Yes, I think these are valid concerns, but unsurprisingly they all concern second-order (smaller) effects (I hope that I mentioned that we are dealing with an approximation, i.e. as pointed out by someone 'a model that is wrong but useful').
For instance, increasing the number of pixels of the sensor has a rather small effect. If the used lenses are sufficiently high-resolving, the higher number of pixels can reveal some additional fine details, but only up to the limits imposed by diffraction. Regarding noise, on a pixel-by-pixel level there will be more noise because each pixel records a smaller number of
pixels photons, but when viewed on the final print, unless we are dealing with very low resolution the additional noise will be largely invisible (printing is also a noisy process).

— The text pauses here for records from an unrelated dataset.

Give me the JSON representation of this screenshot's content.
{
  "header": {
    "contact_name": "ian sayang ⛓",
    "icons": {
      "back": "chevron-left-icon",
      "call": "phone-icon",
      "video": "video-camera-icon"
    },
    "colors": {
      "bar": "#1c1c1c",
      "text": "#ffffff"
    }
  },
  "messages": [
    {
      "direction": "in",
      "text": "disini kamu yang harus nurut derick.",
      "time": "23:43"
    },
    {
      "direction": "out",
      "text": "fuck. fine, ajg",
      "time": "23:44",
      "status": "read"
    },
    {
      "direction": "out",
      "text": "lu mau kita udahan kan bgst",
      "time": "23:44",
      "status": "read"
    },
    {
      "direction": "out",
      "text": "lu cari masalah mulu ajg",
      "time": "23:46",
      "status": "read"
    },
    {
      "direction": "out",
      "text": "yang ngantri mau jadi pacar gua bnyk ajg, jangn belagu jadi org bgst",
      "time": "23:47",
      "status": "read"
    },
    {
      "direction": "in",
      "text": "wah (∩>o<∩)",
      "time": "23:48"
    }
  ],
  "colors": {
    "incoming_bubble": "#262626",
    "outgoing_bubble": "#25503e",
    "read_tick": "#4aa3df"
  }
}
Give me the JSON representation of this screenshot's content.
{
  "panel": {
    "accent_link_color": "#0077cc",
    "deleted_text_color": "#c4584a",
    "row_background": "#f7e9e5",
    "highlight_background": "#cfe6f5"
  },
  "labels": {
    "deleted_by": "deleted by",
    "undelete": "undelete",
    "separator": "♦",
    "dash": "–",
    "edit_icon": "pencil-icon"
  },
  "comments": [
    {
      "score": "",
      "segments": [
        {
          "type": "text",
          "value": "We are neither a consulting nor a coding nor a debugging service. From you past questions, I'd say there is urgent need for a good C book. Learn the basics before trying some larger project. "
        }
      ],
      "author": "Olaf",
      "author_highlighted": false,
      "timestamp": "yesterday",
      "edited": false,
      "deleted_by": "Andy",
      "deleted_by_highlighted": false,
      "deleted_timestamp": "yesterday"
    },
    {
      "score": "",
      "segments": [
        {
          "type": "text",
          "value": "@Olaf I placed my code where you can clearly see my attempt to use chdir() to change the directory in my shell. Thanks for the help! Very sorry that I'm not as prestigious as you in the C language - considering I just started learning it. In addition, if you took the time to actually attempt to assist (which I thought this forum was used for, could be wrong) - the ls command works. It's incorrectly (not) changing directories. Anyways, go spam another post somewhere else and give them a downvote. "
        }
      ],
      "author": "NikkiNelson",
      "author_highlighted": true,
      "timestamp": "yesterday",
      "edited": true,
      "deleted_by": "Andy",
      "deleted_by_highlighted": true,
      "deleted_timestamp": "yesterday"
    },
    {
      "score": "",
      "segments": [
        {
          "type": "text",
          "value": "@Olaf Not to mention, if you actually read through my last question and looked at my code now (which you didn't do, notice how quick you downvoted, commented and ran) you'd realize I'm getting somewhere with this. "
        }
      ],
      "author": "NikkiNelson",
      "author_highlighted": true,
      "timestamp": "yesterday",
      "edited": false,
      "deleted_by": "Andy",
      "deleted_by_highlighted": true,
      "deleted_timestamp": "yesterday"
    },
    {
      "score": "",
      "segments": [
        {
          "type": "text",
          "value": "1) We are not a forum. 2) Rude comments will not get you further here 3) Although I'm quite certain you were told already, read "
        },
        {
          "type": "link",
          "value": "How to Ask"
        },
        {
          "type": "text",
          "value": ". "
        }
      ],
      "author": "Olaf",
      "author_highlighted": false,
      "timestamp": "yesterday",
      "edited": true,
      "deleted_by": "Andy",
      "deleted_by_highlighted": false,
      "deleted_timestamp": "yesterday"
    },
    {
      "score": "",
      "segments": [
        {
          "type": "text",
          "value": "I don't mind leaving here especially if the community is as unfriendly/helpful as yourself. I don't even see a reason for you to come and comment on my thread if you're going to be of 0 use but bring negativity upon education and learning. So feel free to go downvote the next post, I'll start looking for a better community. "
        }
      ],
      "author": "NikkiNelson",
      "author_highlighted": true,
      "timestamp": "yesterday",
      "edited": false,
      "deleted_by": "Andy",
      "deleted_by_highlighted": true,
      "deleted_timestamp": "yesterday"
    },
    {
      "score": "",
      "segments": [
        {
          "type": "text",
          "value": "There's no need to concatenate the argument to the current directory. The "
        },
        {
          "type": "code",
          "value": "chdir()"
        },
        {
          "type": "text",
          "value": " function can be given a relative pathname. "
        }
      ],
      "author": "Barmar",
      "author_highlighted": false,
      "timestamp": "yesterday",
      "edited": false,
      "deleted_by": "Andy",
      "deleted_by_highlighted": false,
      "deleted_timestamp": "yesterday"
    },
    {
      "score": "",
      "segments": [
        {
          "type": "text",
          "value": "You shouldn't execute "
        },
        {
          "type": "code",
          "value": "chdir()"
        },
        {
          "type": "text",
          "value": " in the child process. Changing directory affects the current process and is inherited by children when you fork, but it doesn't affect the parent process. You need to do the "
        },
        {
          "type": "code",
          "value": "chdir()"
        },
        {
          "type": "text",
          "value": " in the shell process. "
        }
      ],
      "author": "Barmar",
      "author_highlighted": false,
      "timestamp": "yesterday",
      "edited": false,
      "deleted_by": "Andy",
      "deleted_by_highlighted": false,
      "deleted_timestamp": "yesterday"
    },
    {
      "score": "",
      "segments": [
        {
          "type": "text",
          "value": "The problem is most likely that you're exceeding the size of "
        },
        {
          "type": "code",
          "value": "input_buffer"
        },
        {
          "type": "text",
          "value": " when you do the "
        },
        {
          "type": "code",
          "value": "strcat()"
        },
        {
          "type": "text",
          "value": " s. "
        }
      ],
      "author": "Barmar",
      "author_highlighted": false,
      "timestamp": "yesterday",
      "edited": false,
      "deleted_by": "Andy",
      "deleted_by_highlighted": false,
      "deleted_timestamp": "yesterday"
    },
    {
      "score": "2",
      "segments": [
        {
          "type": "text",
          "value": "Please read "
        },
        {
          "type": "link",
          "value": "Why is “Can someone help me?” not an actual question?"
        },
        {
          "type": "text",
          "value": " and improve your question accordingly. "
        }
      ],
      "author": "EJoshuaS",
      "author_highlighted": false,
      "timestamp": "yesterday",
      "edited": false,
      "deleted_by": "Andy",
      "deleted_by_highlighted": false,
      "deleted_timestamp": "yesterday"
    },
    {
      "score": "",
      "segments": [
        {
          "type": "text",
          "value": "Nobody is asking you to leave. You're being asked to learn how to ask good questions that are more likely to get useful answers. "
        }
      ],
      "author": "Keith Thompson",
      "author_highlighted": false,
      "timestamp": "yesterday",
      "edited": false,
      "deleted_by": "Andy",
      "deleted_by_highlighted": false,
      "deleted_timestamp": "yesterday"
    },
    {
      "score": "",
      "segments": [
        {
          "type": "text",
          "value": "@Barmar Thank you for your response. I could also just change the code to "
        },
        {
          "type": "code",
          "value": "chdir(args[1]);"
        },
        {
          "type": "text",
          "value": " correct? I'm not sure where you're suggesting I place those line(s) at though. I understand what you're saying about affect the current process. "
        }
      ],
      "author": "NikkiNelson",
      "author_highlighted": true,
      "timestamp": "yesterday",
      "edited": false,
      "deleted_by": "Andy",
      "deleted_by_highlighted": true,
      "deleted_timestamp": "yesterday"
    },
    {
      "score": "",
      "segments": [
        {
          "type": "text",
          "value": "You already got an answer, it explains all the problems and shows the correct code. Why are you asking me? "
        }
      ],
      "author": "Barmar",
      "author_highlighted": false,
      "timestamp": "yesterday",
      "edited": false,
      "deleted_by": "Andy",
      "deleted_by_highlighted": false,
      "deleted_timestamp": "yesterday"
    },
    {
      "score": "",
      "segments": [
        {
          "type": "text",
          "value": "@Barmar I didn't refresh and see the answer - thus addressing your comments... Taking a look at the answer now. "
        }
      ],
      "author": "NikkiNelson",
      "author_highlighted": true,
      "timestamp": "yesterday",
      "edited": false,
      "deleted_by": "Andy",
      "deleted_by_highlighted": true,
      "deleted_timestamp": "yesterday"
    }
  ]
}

As said, the limitation of the model is that the number of pixels and other details of the sensor design are not included, because they are way too difficult to model with such a simple framework. However, the differences we see between formats that have vastly different image sensor areas, are well captured by the model. E.g. going between m4/3 and FX, or between a smartphone camera and FX, etc.
EDIT: To clarify the remark about photons: smaller pixels require a lower FWC if the base ISO is maintained because they will be struck by fewer photons for a certain exposure. If the read noise does not change, the DR of each pixel is reduced (lower FWC, same read noise ---> lower DR).